Hi all,
I need to load labels from file which are different for every example.
Some ideas how to do it?
Could you give a tangible example of the task that you're trying to perform? For the choice
interface you should be able to add the options per example in a custom recipe. Is that what you're referring to?
I have a source text and 3 candidates of translation. I want to annotate the best translation.
The point is that I don't know if it's possible to pass translations as labels. In worst case I can show translations with corresponding numbers and labels will be 1,2 and 3.
I wrote a quick custom recipe based on the example in the docs here.
import prodigy
from prodigy.components.loaders import JSONL
@prodigy.recipe(
"translation",
dataset=("The dataset to save to", "positional", None, str),
)
def translation(dataset):
"""Annotate the sentiment of texts using different mood options."""
stream = ({"text": f"hello there, this is text #{i}"} for i in range(10))
stream = add_options(stream) # add options to each task
return {
"dataset": dataset, # save annotations in this dataset
"view_id": "choice", # use the choice interface
"stream": stream,
}
def add_options(stream):
# Helper function to add options to every task in a stream
options = [
{"id": "A", "text": "hallo daaro"},
{"id": "B", "text": "hi daar"},
{"id": "C", "text": "hoi"},
]
for task in stream:
task["options"] = options
yield task
You'll notice that it's programatically adding translation options in the add_options
function. This results in a user interface that looks like this.
When I annotate a single example, here's what prodigy db-out
shows me:
{
"text": "hello there, this is text #0",
"options": [
{
"id": "A",
"text": "hallo daaro"
},
{
"id": "B",
"text": "hi daar"
},
{
"id": "C",
"text": "hoi"
}
],
"_input_hash": -1981681889,
"_task_hash": -756079975,
"_view_id": "choice",
"config": {
"choice_style": "single"
},
"accept": [
"B"
],
"answer": "accept",
"_timestamp": 1685696545
}
Notice how the annotated example shows that the option with id B
was selected and that the text for this option is stored as well? Isn't this what you'd need? Feel free to elaborate if I'm misunderstanding.
Thank you @koaning .
In the example you provide, you add the same options to every example. The "hallo daaro","hi daar" and "hoi" will be shown for every example. What I want to do is to add different text to the options for every example.

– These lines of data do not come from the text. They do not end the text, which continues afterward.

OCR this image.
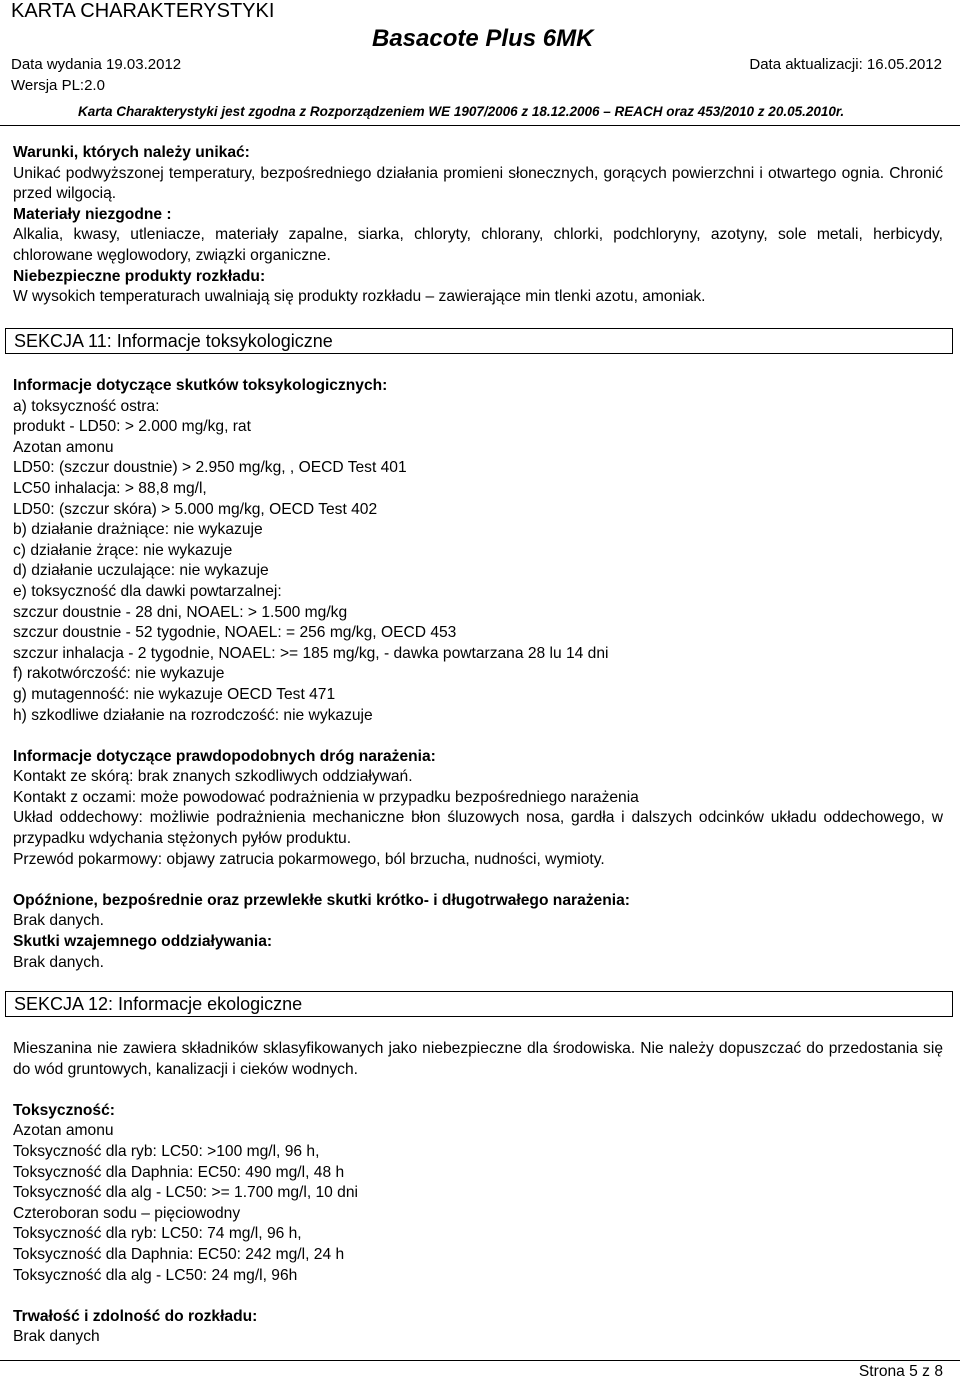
KARTA CHARAKTERYSTYKI
Basacote Plus 6MK
Data wydania 19.03.2012	Data aktualizacji: 16.05.2012
Wersja PL:2.0
Karta Charakterystyki jest zgodna z Rozporządzeniem WE 1907/2006 z 18.12.2006 – REACH oraz 453/2010 z 20.05.2010r.

Warunki, których należy unikać:

Unikać podwyższonej temperatury, bezpośredniego działania promieni słonecznych, gorących powierzchni i otwartego ognia. Chronić przed wilgocią.

Materiały niezgodne :

Alkalia, kwasy, utleniacze, materiały zapalne, siarka, chloryty, chlorany, chlorki, podchloryny, azotyny, sole metali, herbicydy, chlorowane węglowodory, związki organiczne.

Niebezpieczne produkty rozkładu:

W wysokich temperaturach uwalniają się produkty rozkładu – zawierające min tlenki azotu, amoniak.

SEKCJA 11: Informacje toksykologiczne

Informacje dotyczące skutków toksykologicznych:

a) toksyczność ostra:

produkt - LD50: > 2.000 mg/kg, rat

Azotan amonu

LD50: (szczur doustnie) > 2.950 mg/kg, , OECD Test 401

LC50 inhalacja: > 88,8 mg/l,

LD50: (szczur skóra) > 5.000 mg/kg, OECD Test 402

b) działanie drażniące: nie wykazuje

c) działanie żrące: nie wykazuje

d) działanie uczulające: nie wykazuje

e) toksyczność dla dawki powtarzalnej:

szczur doustnie - 28 dni, NOAEL: > 1.500 mg/kg

szczur doustnie - 52 tygodnie, NOAEL: = 256 mg/kg, OECD 453

szczur inhalacja - 2 tygodnie, NOAEL: >= 185 mg/kg, - dawka powtarzana 28 lu 14 dni

f) rakotwórczość: nie wykazuje

g) mutagenność: nie wykazuje OECD Test 471

h) szkodliwe działanie na rozrodczość: nie wykazuje

Informacje dotyczące prawdopodobnych dróg narażenia:

Kontakt ze skórą: brak znanych szkodliwych oddziaływań.

Kontakt z oczami: może powodować podrażnienia w przypadku bezpośredniego narażenia

Układ oddechowy: możliwie podrażnienia mechaniczne błon śluzowych nosa, gardła i dalszych odcinków układu oddechowego, w przypadku wdychania stężonych pyłów produktu.

Przewód pokarmowy: objawy zatrucia pokarmowego, ból brzucha, nudności, wymioty.

Opóźnione, bezpośrednie oraz przewlekłe skutki krótko- i długotrwałego narażenia:

Brak danych.

Skutki wzajemnego oddziaływania:

Brak danych.

SEKCJA 12: Informacje ekologiczne

Mieszanina nie zawiera składników sklasyfikowanych jako niebezpieczne dla środowiska. Nie należy dopuszczać do przedostania się do wód gruntowych, kanalizacji i cieków wodnych.

Toksyczność:

Azotan amonu

Toksyczność dla ryb: LC50: >100 mg/l, 96 h,

Toksyczność dla Daphnia: EC50: 490 mg/l, 48 h

Toksyczność dla alg - LC50: >= 1.700 mg/l, 10 dni

Czteroboran sodu – pięciowodny

Toksyczność dla ryb: LC50: 74 mg/l, 96 h,

Toksyczność dla Daphnia: EC50: 242 mg/l, 24 h

Toksyczność dla alg - LC50: 24 mg/l, 96h

Trwałość i zdolność do rozkładu:

Brak danych

Strona 5 z 8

I might change the logic in add_options
to reflect that. It's a bit of an arbitrary example, but let's add an index value to the stream and change the option value based on that.
import prodigy
from prodigy.components.loaders import JSONL
@prodigy.recipe(
"translation",
dataset=("The dataset to save to", "positional", None, str),
)
def translation(dataset):
"""Annotate the sentiment of texts using different mood options."""
stream = ({"text": f"hello there, this is text #{i}", "i": i} for i in range(10))
stream = add_options(stream) # add options to each task
return {
"dataset": dataset, # save annotations in this dataset
"view_id": "choice", # use the choice interface
"stream": stream,
}
def add_options(stream):
# Helper function to add options to every task in a stream
for task in stream:
options = [
{"id": "A", "text": "hallo daaro"},
{"id": "B", "text": "hi daar"},
{"id": "C", "text": "hoi"},
{"id": "D", "text": "hai"},
]
# Just to make it explicit, you can do anything with custom code here
options = [o for i, o in enumerate(options) if i % 2]
# In this example I'm doing something fairly arbitrary, but you might also
# add custom translation texts in here as well instead of filtering out options.
task["options"] = options
yield task
Ok, so as I understand, I can read all data (for example from the file) and create the stream manually with corresponding options. Thank you for the explanation! It was very useful.
Yep! That should work.
Alternatively you can also create an examples.jsonl
file with the translations pre-calculated so that you don't need to perform data fetching tasks while the stream is being generated on the Prodigy side. This can be very helpful if you're fetching the translations from laggy APIs. In that case you'd only need to write some custom code to make sure the translations in the .jsonl
file end up in the options
key appropriately.
That is exactly what I wanted to do! Thank you a lot.